Quels sont les caractéristiques des personnes que vous accompagnez ?

Nous avons surtout à faire à un public marqué par des accidents de vie

Nous avons surtout à faire à un public marqué par des accidents de vie (rupture familiale, problème de santé, perte d’emploi…) et un cumul des problématiques financières, psychologiques, de logement…

Notons que le public est un public fragilisé par l’isolement, un facteur aggravant de la pauvreté. Les seniors sont particulièrement touchés, et d’autant plus avec la crise sanitaire vécue ces derniers mois.

Ces publics sont notamment en demande de besoins primaires (alimentaires et énergie). Nous les repérons principalement par le biais du partenariat local ou lorsqu’ils viennent faire une demande de domiciliation.

Nous voyons une montée en puissance de jeunes (25-35 ans) sans domicile avec des problèmes psy. Ils dorment dans leur voiture, dehors ou dans des squats. Nous avons également sur Oullins des personnes isolées et des familles qui n’ont pu obtenir une protection internationale, et qui sont dans l’obligation de quitter le territoire, ou bien qui vivent dans des squats, du type vieux bâtiments industriels.

Pour toutes ces situations, les solutions de logement ou relogement sont complexes et peu existantes à l’échelle de la Métropole. Néanmoins, nous déclenchons réactivement certains outils, notamment sur des mesures d’hygiène et de sécurité, et nous travaillons avec des partenaires locaux, comme l’Alpil ou encore la Métropole lorsque le public concerné est constitué de familles.

Enfin, nous observons une hausse du nombre de personnes qui vivent avec le minimum vieillesse ou moins, avec des problématiques de logement trop élevé et énergivore, et des difficultés à se nourrir.
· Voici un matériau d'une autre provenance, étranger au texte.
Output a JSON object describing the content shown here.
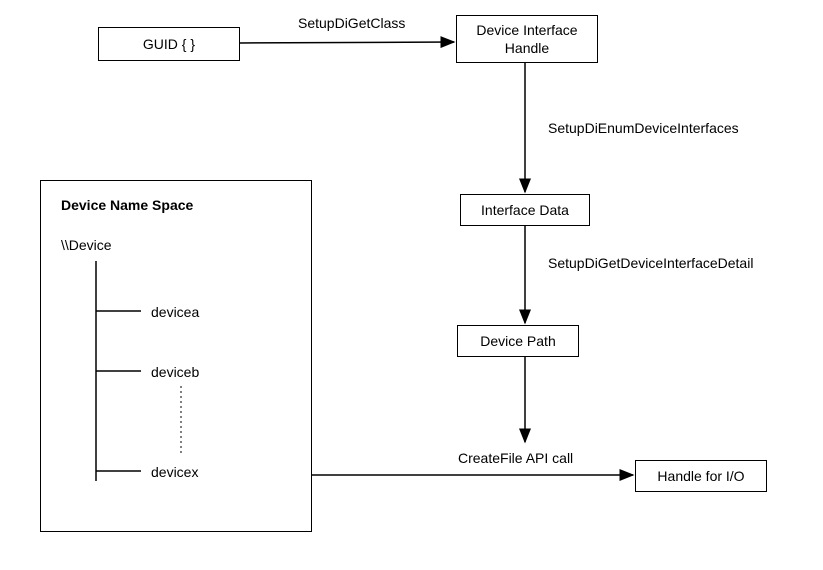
{
  "nodes": {
    "guid": "GUID { }",
    "device_interface_handle": "Device Interface\nHandle",
    "interface_data": "Interface Data",
    "device_path": "Device Path",
    "handle_io": "Handle for I/O"
  },
  "edges": {
    "setup_di_get_class": "SetupDiGetClass",
    "setup_di_enum": "SetupDiEnumDeviceInterfaces",
    "setup_di_detail": "SetupDiGetDeviceInterfaceDetail",
    "createfile": "CreateFile API call"
  },
  "namespace": {
    "title": "Device Name Space",
    "root": "\\\\Device",
    "items": [
      "devicea",
      "deviceb",
      "devicex"
    ]
  }
}
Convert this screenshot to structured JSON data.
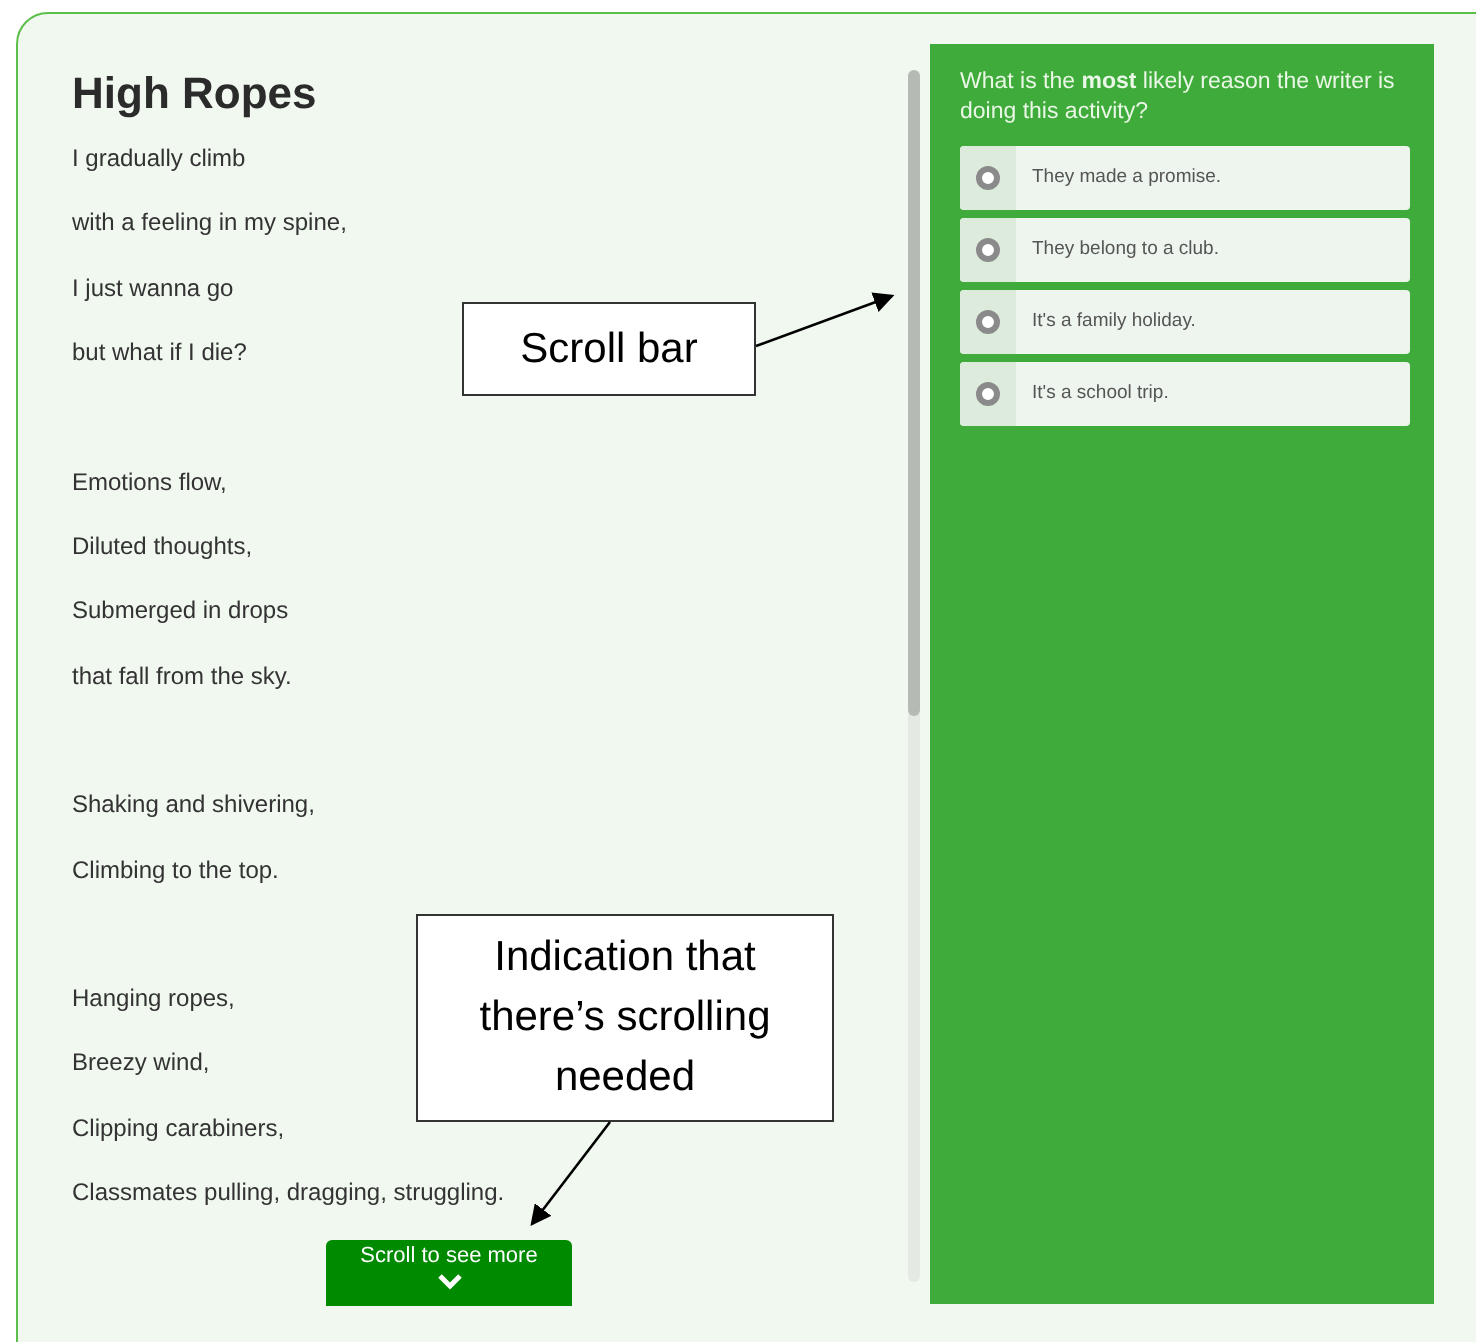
{
  "poem": {
    "title": "High Ropes",
    "stanzas": [
      [
        "I gradually climb",
        "with a feeling in my spine,",
        "I just wanna go",
        "but what if I die?"
      ],
      [
        "Emotions flow,",
        "Diluted thoughts,",
        "Submerged in drops",
        "that fall from the sky."
      ],
      [
        "Shaking and shivering,",
        "Climbing to the top."
      ],
      [
        "Hanging ropes,",
        "Breezy wind,",
        "Clipping carabiners,",
        "Classmates pulling, dragging, struggling."
      ]
    ],
    "scroll_button": "Scroll to see more"
  },
  "question": {
    "text": "What is the **most** likely reason the writer is doing this activity?",
    "options": [
      {
        "label": "They made a promise.",
        "selected": false
      },
      {
        "label": "They belong to a club.",
        "selected": false
      },
      {
        "label": "It's a family holiday.",
        "selected": false
      },
      {
        "label": "It's a school trip.",
        "selected": false
      }
    ]
  },
  "callouts": [
    {
      "text": "Scroll bar"
    },
    {
      "text": "Indication that there’s scrolling needed"
    }
  ]
}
Ces personnes ne connaissent pas toujours les aides possibles et leurs droits, donc régulièrement nous observons un non recours à l’Allocation de solidarité aux personnes âgées (ASPA) notamment.

Comment repérez vous ces personnes et comment se rendent-elles visibles ?
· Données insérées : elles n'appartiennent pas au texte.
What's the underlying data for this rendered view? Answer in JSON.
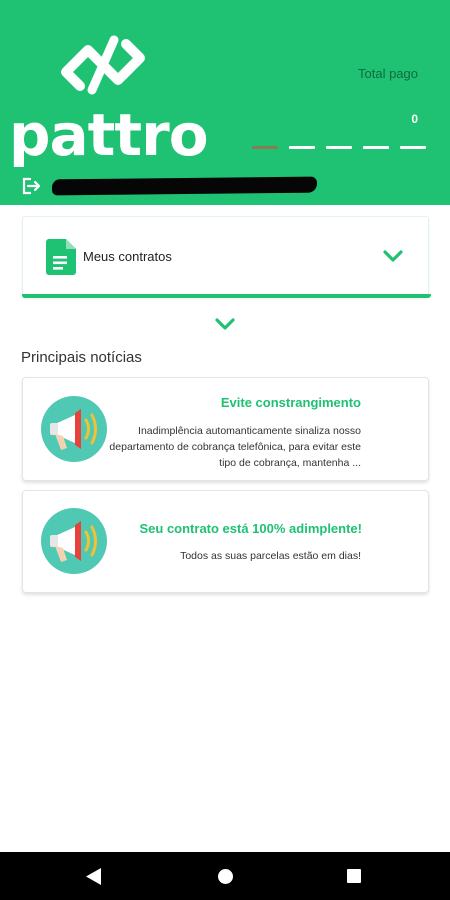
{
  "header": {
    "logo_text": "pattro",
    "total_label": "Total pago",
    "total_value": "0",
    "background_color": "#1fc173"
  },
  "contracts": {
    "label": "Meus contratos",
    "icon": "document-icon",
    "toggle_icon": "chevron-down-icon"
  },
  "news": {
    "section_title": "Principais notícias",
    "items": [
      {
        "icon": "megaphone-icon",
        "title": "Evite constrangimento",
        "body": "Inadimplência automanticamente sinaliza nosso departamento de cobrança telefônica, para evitar este tipo de cobrança, mantenha ..."
      },
      {
        "icon": "megaphone-icon",
        "title": "Seu contrato está 100% adimplente!",
        "body": "Todos as suas parcelas estão em dias!"
      }
    ]
  },
  "navigation": {
    "back": "back-icon",
    "home": "home-icon",
    "recent": "recent-apps-icon"
  },
  "colors": {
    "accent": "#1fc173",
    "navbar": "#000000"
  }
}
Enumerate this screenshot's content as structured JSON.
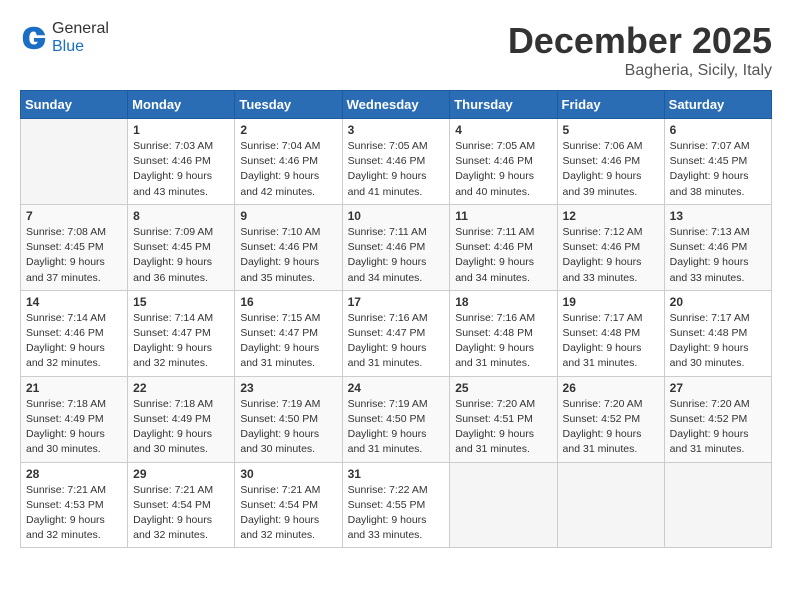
{
  "header": {
    "logo_line1": "General",
    "logo_line2": "Blue",
    "month": "December 2025",
    "location": "Bagheria, Sicily, Italy"
  },
  "weekdays": [
    "Sunday",
    "Monday",
    "Tuesday",
    "Wednesday",
    "Thursday",
    "Friday",
    "Saturday"
  ],
  "weeks": [
    [
      {
        "day": "",
        "sunrise": "",
        "sunset": "",
        "daylight": ""
      },
      {
        "day": "1",
        "sunrise": "7:03 AM",
        "sunset": "4:46 PM",
        "daylight": "9 hours and 43 minutes."
      },
      {
        "day": "2",
        "sunrise": "7:04 AM",
        "sunset": "4:46 PM",
        "daylight": "9 hours and 42 minutes."
      },
      {
        "day": "3",
        "sunrise": "7:05 AM",
        "sunset": "4:46 PM",
        "daylight": "9 hours and 41 minutes."
      },
      {
        "day": "4",
        "sunrise": "7:05 AM",
        "sunset": "4:46 PM",
        "daylight": "9 hours and 40 minutes."
      },
      {
        "day": "5",
        "sunrise": "7:06 AM",
        "sunset": "4:46 PM",
        "daylight": "9 hours and 39 minutes."
      },
      {
        "day": "6",
        "sunrise": "7:07 AM",
        "sunset": "4:45 PM",
        "daylight": "9 hours and 38 minutes."
      }
    ],
    [
      {
        "day": "7",
        "sunrise": "7:08 AM",
        "sunset": "4:45 PM",
        "daylight": "9 hours and 37 minutes."
      },
      {
        "day": "8",
        "sunrise": "7:09 AM",
        "sunset": "4:45 PM",
        "daylight": "9 hours and 36 minutes."
      },
      {
        "day": "9",
        "sunrise": "7:10 AM",
        "sunset": "4:46 PM",
        "daylight": "9 hours and 35 minutes."
      },
      {
        "day": "10",
        "sunrise": "7:11 AM",
        "sunset": "4:46 PM",
        "daylight": "9 hours and 34 minutes."
      },
      {
        "day": "11",
        "sunrise": "7:11 AM",
        "sunset": "4:46 PM",
        "daylight": "9 hours and 34 minutes."
      },
      {
        "day": "12",
        "sunrise": "7:12 AM",
        "sunset": "4:46 PM",
        "daylight": "9 hours and 33 minutes."
      },
      {
        "day": "13",
        "sunrise": "7:13 AM",
        "sunset": "4:46 PM",
        "daylight": "9 hours and 33 minutes."
      }
    ],
    [
      {
        "day": "14",
        "sunrise": "7:14 AM",
        "sunset": "4:46 PM",
        "daylight": "9 hours and 32 minutes."
      },
      {
        "day": "15",
        "sunrise": "7:14 AM",
        "sunset": "4:47 PM",
        "daylight": "9 hours and 32 minutes."
      },
      {
        "day": "16",
        "sunrise": "7:15 AM",
        "sunset": "4:47 PM",
        "daylight": "9 hours and 31 minutes."
      },
      {
        "day": "17",
        "sunrise": "7:16 AM",
        "sunset": "4:47 PM",
        "daylight": "9 hours and 31 minutes."
      },
      {
        "day": "18",
        "sunrise": "7:16 AM",
        "sunset": "4:48 PM",
        "daylight": "9 hours and 31 minutes."
      },
      {
        "day": "19",
        "sunrise": "7:17 AM",
        "sunset": "4:48 PM",
        "daylight": "9 hours and 31 minutes."
      },
      {
        "day": "20",
        "sunrise": "7:17 AM",
        "sunset": "4:48 PM",
        "daylight": "9 hours and 30 minutes."
      }
    ],
    [
      {
        "day": "21",
        "sunrise": "7:18 AM",
        "sunset": "4:49 PM",
        "daylight": "9 hours and 30 minutes."
      },
      {
        "day": "22",
        "sunrise": "7:18 AM",
        "sunset": "4:49 PM",
        "daylight": "9 hours and 30 minutes."
      },
      {
        "day": "23",
        "sunrise": "7:19 AM",
        "sunset": "4:50 PM",
        "daylight": "9 hours and 30 minutes."
      },
      {
        "day": "24",
        "sunrise": "7:19 AM",
        "sunset": "4:50 PM",
        "daylight": "9 hours and 31 minutes."
      },
      {
        "day": "25",
        "sunrise": "7:20 AM",
        "sunset": "4:51 PM",
        "daylight": "9 hours and 31 minutes."
      },
      {
        "day": "26",
        "sunrise": "7:20 AM",
        "sunset": "4:52 PM",
        "daylight": "9 hours and 31 minutes."
      },
      {
        "day": "27",
        "sunrise": "7:20 AM",
        "sunset": "4:52 PM",
        "daylight": "9 hours and 31 minutes."
      }
    ],
    [
      {
        "day": "28",
        "sunrise": "7:21 AM",
        "sunset": "4:53 PM",
        "daylight": "9 hours and 32 minutes."
      },
      {
        "day": "29",
        "sunrise": "7:21 AM",
        "sunset": "4:54 PM",
        "daylight": "9 hours and 32 minutes."
      },
      {
        "day": "30",
        "sunrise": "7:21 AM",
        "sunset": "4:54 PM",
        "daylight": "9 hours and 32 minutes."
      },
      {
        "day": "31",
        "sunrise": "7:22 AM",
        "sunset": "4:55 PM",
        "daylight": "9 hours and 33 minutes."
      },
      {
        "day": "",
        "sunrise": "",
        "sunset": "",
        "daylight": ""
      },
      {
        "day": "",
        "sunrise": "",
        "sunset": "",
        "daylight": ""
      },
      {
        "day": "",
        "sunrise": "",
        "sunset": "",
        "daylight": ""
      }
    ]
  ],
  "labels": {
    "sunrise_prefix": "Sunrise: ",
    "sunset_prefix": "Sunset: ",
    "daylight_prefix": "Daylight: "
  }
}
Les personnes dans les squats peuvent parfois être invisibles pendant plusieurs années

Oullins est une commune encore à taille humaine, avec une présence et action locale importante et reconnue. Les élus, agents du CCAS/Ville et les associations repèrent vite les situations complexes. Nous sommes vigilants quant aux situations visibles sur l’espace public, et nous agissons activement avec l’aide et l’accompagnement des acteurs locaux pour plus de réactivité.
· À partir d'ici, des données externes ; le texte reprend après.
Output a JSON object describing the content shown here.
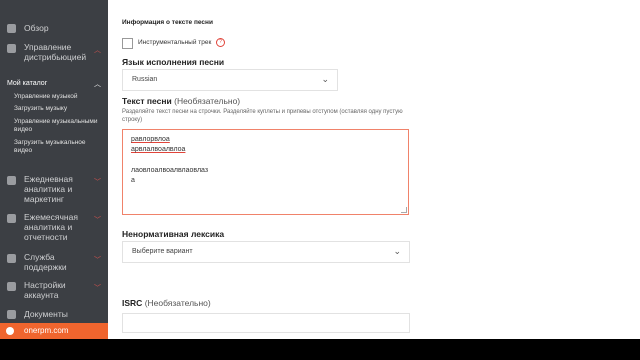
{
  "sidebar": {
    "items_top": [
      {
        "label": "Обзор"
      },
      {
        "label": "Управление дистрибьюцией"
      }
    ],
    "catalog": {
      "heading": "Мой каталог",
      "items": [
        {
          "label": "Управление музыкой"
        },
        {
          "label": "Загрузить музыку"
        },
        {
          "label": "Управление музыкальными видео"
        },
        {
          "label": "Загрузить музыкальное видео"
        }
      ]
    },
    "items_bottom": [
      {
        "label": "Ежедневная аналитика и маркетинг"
      },
      {
        "label": "Ежемесячная аналитика и отчетности"
      },
      {
        "label": "Служба поддержки"
      },
      {
        "label": "Настройки аккаунта"
      },
      {
        "label": "Документы"
      }
    ],
    "brand": "onerpm.com"
  },
  "form": {
    "info_heading": "Информация о тексте песни",
    "instrumental_label": "Инструментальный трек",
    "language": {
      "title": "Язык исполнения песни",
      "value": "Russian"
    },
    "lyrics": {
      "title": "Текст песни",
      "optional": "(Необязательно)",
      "hint": "Разделяйте текст песни на строчки. Разделяйте куплеты и припевы отступом (оставляя одну пустую строку)",
      "lines": [
        "равлорвлоа",
        "арвлалвоалвлоа",
        "лаовлоалвоалвлаовлаз",
        "а"
      ]
    },
    "explicit": {
      "title": "Ненормативная лексика",
      "placeholder": "Выберите вариант"
    },
    "isrc": {
      "title": "ISRC",
      "optional": "(Необязательно)"
    }
  },
  "colors": {
    "accent": "#f0652e",
    "sidebar_bg": "#3c3f44",
    "error": "#e0443a"
  }
}
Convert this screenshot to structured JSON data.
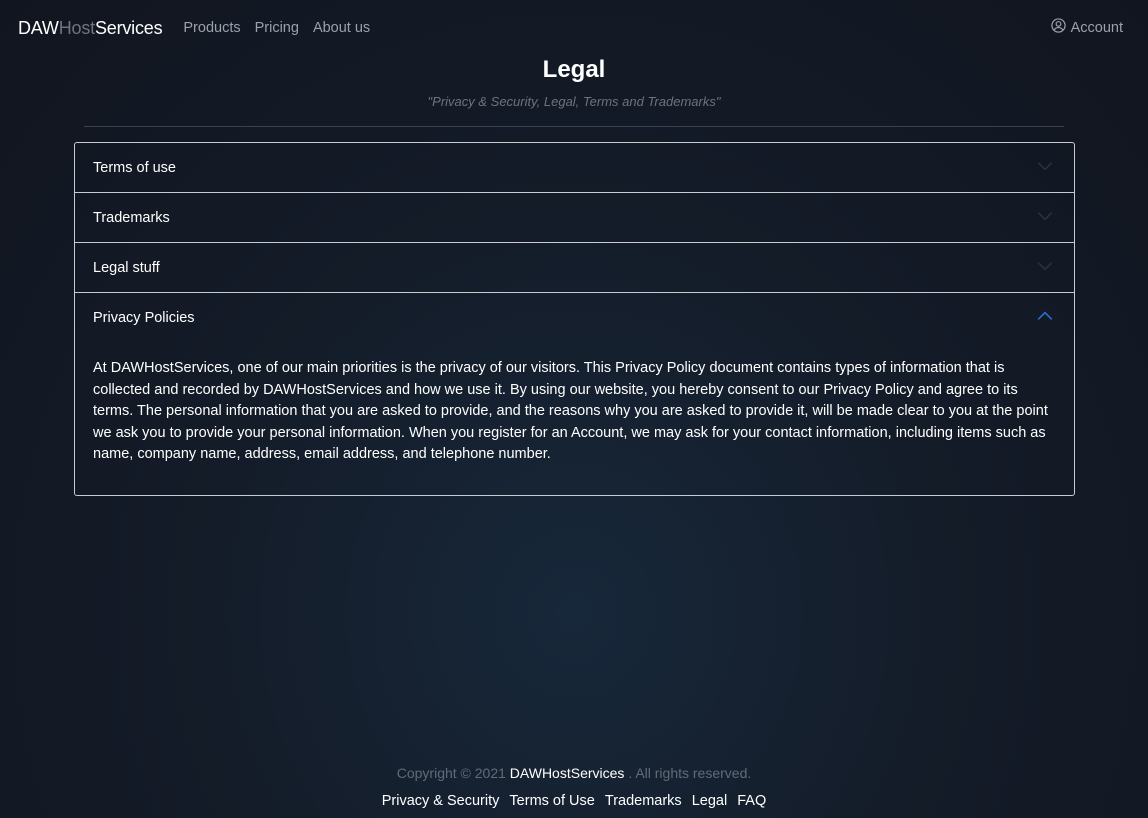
{
  "navbar": {
    "brand": {
      "part1": "DAW",
      "part2": "Host",
      "part3": "Services"
    },
    "links": [
      "Products",
      "Pricing",
      "About us"
    ],
    "account_label": "Account",
    "account_icon": "user-circle-icon"
  },
  "page": {
    "title": "Legal",
    "subtitle": "\"Privacy & Security, Legal, Terms and Trademarks\""
  },
  "accordion": {
    "items": [
      {
        "label": "Terms of use",
        "expanded": false
      },
      {
        "label": "Trademarks",
        "expanded": false
      },
      {
        "label": "Legal stuff",
        "expanded": false
      },
      {
        "label": "Privacy Policies",
        "expanded": true,
        "body": "At DAWHostServices, one of our main priorities is the privacy of our visitors. This Privacy Policy document contains types of information that is collected and recorded by DAWHostServices and how we use it. By using our website, you hereby consent to our Privacy Policy and agree to its terms. The personal information that you are asked to provide, and the reasons why you are asked to provide it, will be made clear to you at the point we ask you to provide your personal information. When you register for an Account, we may ask for your contact information, including items such as name, company name, address, email address, and telephone number."
      }
    ],
    "collapsed_chevron_color": "#2a3140",
    "expanded_chevron_color": "#2f6fdb"
  },
  "footer": {
    "copyright_prefix": "Copyright © 2021",
    "copyright_brand": "DAWHostServices",
    "copyright_suffix": ". All rights reserved.",
    "links": [
      "Privacy & Security",
      "Terms of Use",
      "Trademarks",
      "Legal",
      "FAQ"
    ]
  }
}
En revanche, les publics dits « invisibles » sont les plus difficiles à cerner, c’est pourquoi nous développons de plus en plus les partenariats locaux, les visites à domicile, et nous essayons au mieux de sensibiliser les habitants sur le bien-être de tous et le bien vivre ensemble au sein de la ville, afin que des solidarités se créent et permettent des repérages de situations complexes. Les personnes dans les squats peuvent parfois être invisibles pendant plusieurs années.

Les assistantes sociales du CCAS ont donc un travail important d’accompagnement mais également de repérage en étroite collaboration avec les acteurs locaux qu’ils soient prévis ou publics.

Il est important de ne pas laisser des situations prendre trop d’ampleur c’est pourquoi les mots d’ordre sont proximité, réactivité et collaboration.

Au niveau de l’hygiène et de l’eau dans la ville, comment une personne à la rue peut-elle se débrouiller à Oullins ?

Sur la ville d’Oullins, nous sommes quelque peu démunis sur ce sujet, mais il existe sur des communes environnantes des lieux dédiés aux personnes sans domiciles, notamment à Gerland.

Quelles sont les autres structures oullinoises qui agissent à vos côtés ?

Nous avons mis en place, l’année dernière, une coordination de l’action sociale avec les associations caritatives notamment, celles-ci ayant une implication locale forte (le Secours catholique, le Secours populaire, les Restos du Cœur). Au fur et à mesure, nous avons fait entrer la Maison de la Métropole, le Mas et Adoma, pour avoir une meilleure coordination et visibilité de l’offre. Nous nous réunissons une fois par trimestre, et cette rencontre est très appréciée des acteurs locaux.

L’Acso, le centre social d’Oullins, est très présent sur le territoire et a une action de proximité reconnue. Il est important de noter également le travail remarquable des maraudes.

D’autres initiatives locales sont en cours, dont l’implantation des « petites cantines » portées par deux Oullinoises.